Fructose Reduces Fat Oxidation More Than Glucose
When subjects were on a reduced calorie diet, there was no difference the amount of fat or carbohydrates that were burned (fat oxidation and carbohydrate oxidation) after consuming fructose versus glucose, even though blood sugar levels and insulin levels were higher after consuming the glucose.
Surprisingly, when subjects were on a normal calorie diet, they burned 39 percent less fat and 31 percent more carbohydrates when they were given fructose compared to when they were given glucose.
“The data suggest that the use of fructose in supplements/meals may provide no additional benefit in terms of [fat burning] during a weight loss program involving diet and exercise,” the authors of the study concluded.
Subjects: 14 Adults
The study involved 14 adults with a average age of 26, and an average body mass index of 30.
The subjects were either on a normal calorie diet or a reduced calorie diet for six days.
On the seventh day, they performed aerobic exercise for 40 minutes and were then given a liquid meal containing either 50 grams of fructose or glucose.
Fat oxidation and carbohydrate oxidation was then measured for the next three hours.
Fructose Versus High-Fructose Corn Syrup
Most high fuctose corn syrup contains 55 percent fructose and 45 percent glucose. It may be worst of all as far as weight control.
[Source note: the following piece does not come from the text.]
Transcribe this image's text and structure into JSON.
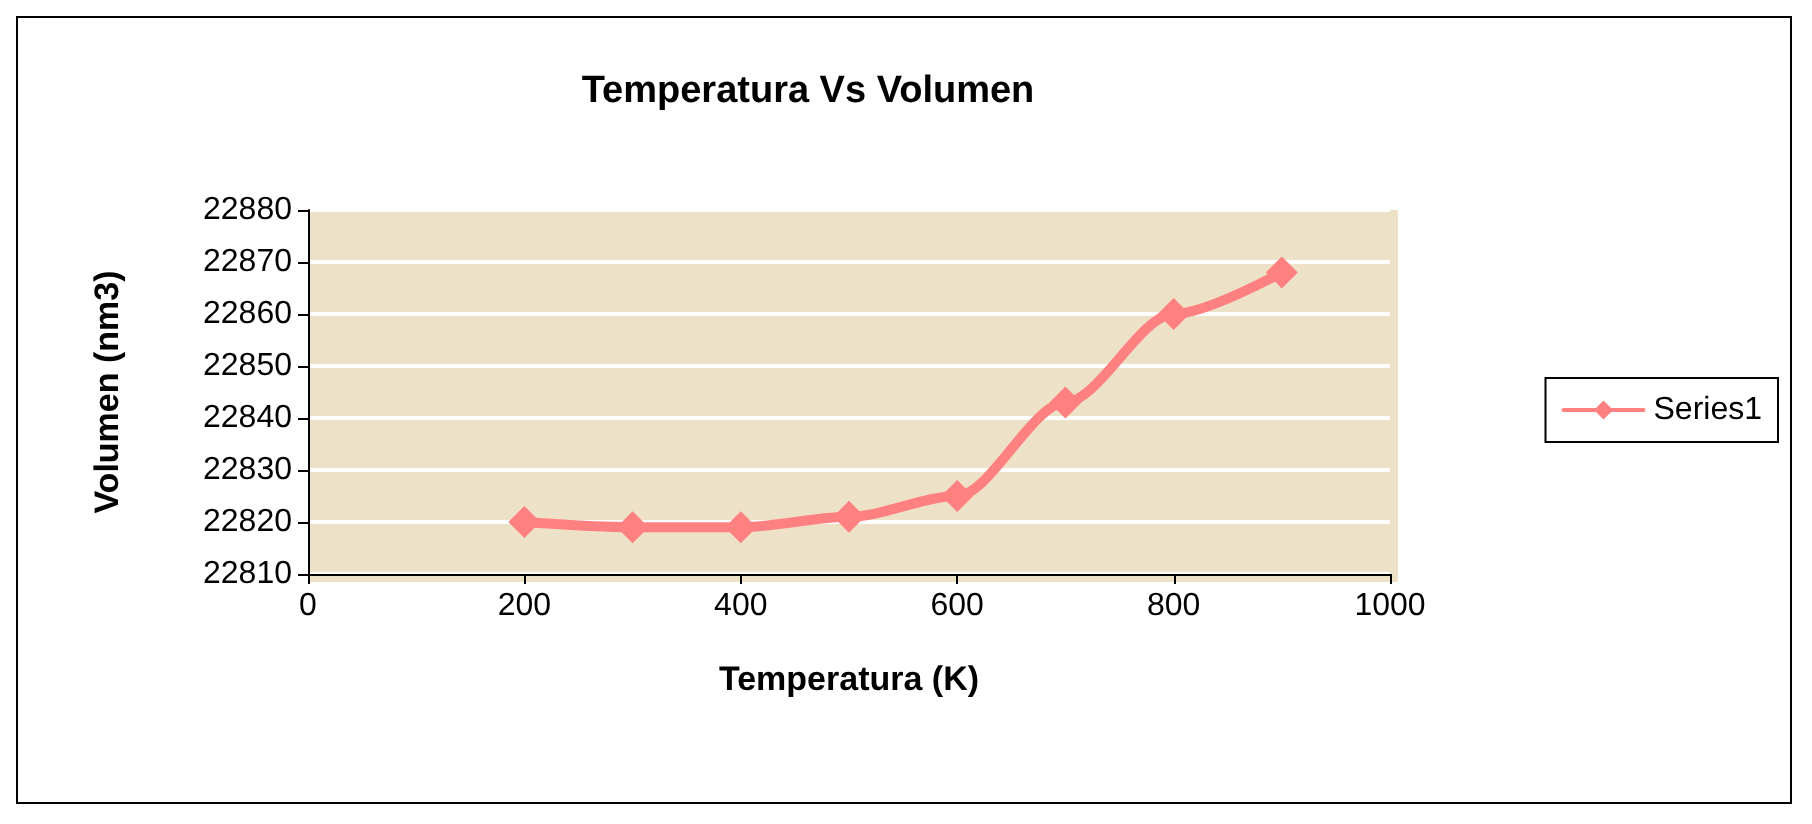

The reason is that fructose in the presence of glucose raises blood sugar and insulin levels more than fructose alone. It potentiates glucose-insulin release.
So given the present study—that fructose decreases fat oxidation more than glucose—and that fructose potentiates glucose-induced rises in blood sugar and insulin levels, this suggests that high-fructose corn syrup seems to be the worst of all.
Tittelbach T, Mattes R, Gretebeck R. Post-exercise substrate utilization after a high glucose vs. high fructose meal during negative energy balance in the obese. Obes Res. 2000 Oct, 8(7):496-505.